Beynimiz Uzay Gemimizdir
Kişiliğimizi şekillendiren beynimiz en karmaşık yapıya sahip organımızdır... Beynimizde bulunan 100 milyar sinir hücresi evrendeki yıldızlardan daha fazla bağlantıya sahiptir... Bir galaksi ile aynı görünüme sahip olan beynimiz için mikro bir galaksi demek mümkündür.
Beynimize özen göstermediğimizde günde ortalama 85 bin beyin hücresinin kaybolduğu belirtiliyor. Saniyede bir beyin hücresinin ölmesi demek olan bu durum yaşlanmanın da sebebidir.

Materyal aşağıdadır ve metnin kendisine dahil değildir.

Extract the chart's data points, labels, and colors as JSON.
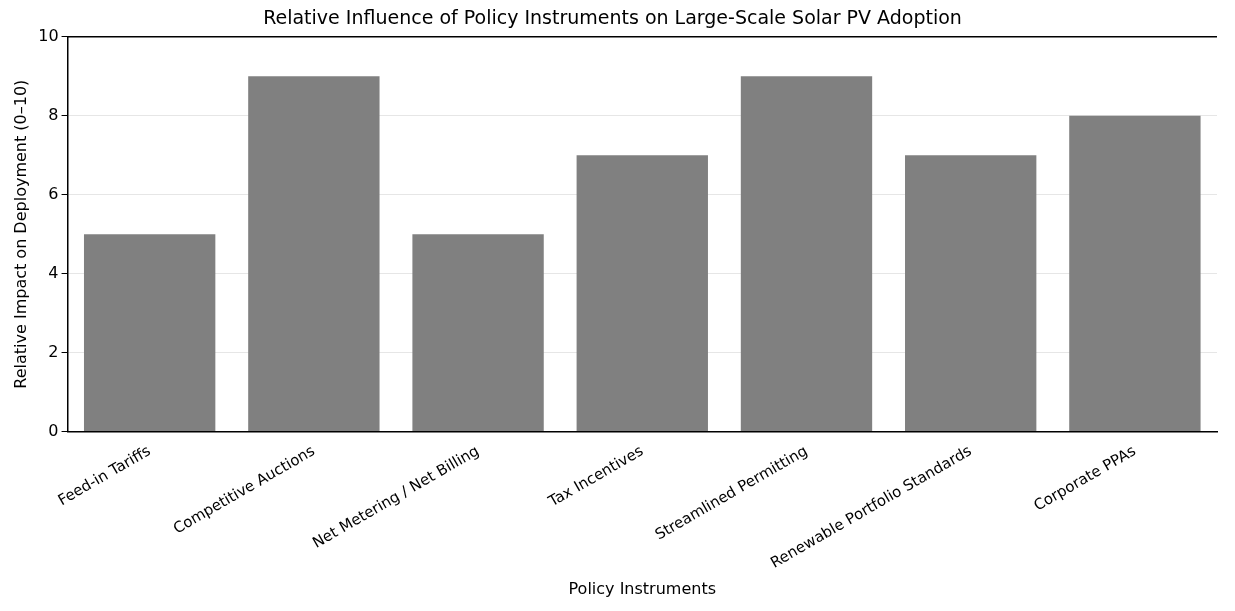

Karakterimiz, ruhumuz ve zekamız beynimizle ilişkilidir. Beynimiz doğru çalıştığında düzenli ve güzel bir hayatımız olur çünkü ruhumuz ile sağlıklı bir bağlantı kurmamızı sağlar. Ancak beyinde problem varsa; tüm hayatımızı etkiler, dengemizi bozar ve potansiyelimize ulaşmamızı engellerken kalp gözümüzü kapatır; sinirli, gergin ve endişe içinde buluruz kendimizi.
Beynimizi geliştirmek ruhla güçlü bir bağlantı kurulmasını sağlar ki öte aleme geçiş köprümüz beynimizdir. Ölüm ötesinde tek gerçek bilincimize yaptığımız katkı olacak. Bilinç seviyemize göre var olmaya devam edeceğiz. Beyin bir uzay gemisidir ve biz tüm nöronları aktif bir şekilde kullanmayı başarabilirsek galaksiler arasında seyahat özgürlüğü elde etmiş oluruz... Levhi Mahfuza beynimiz sayesinde ulaşır ve rüyalar aracılığı ile oradan bilgi alırız. Beynimizdeki tüm veriler kollektif bilinçte kayıt altına alınır. Başka boyutlara ve cennetlere beynimizin gücü oranında ulaşırız. Gerçekten beyninizi etkin bir şekilde kullanabiliyor musuz? Kalbinizin rehberliğinde, aklederek...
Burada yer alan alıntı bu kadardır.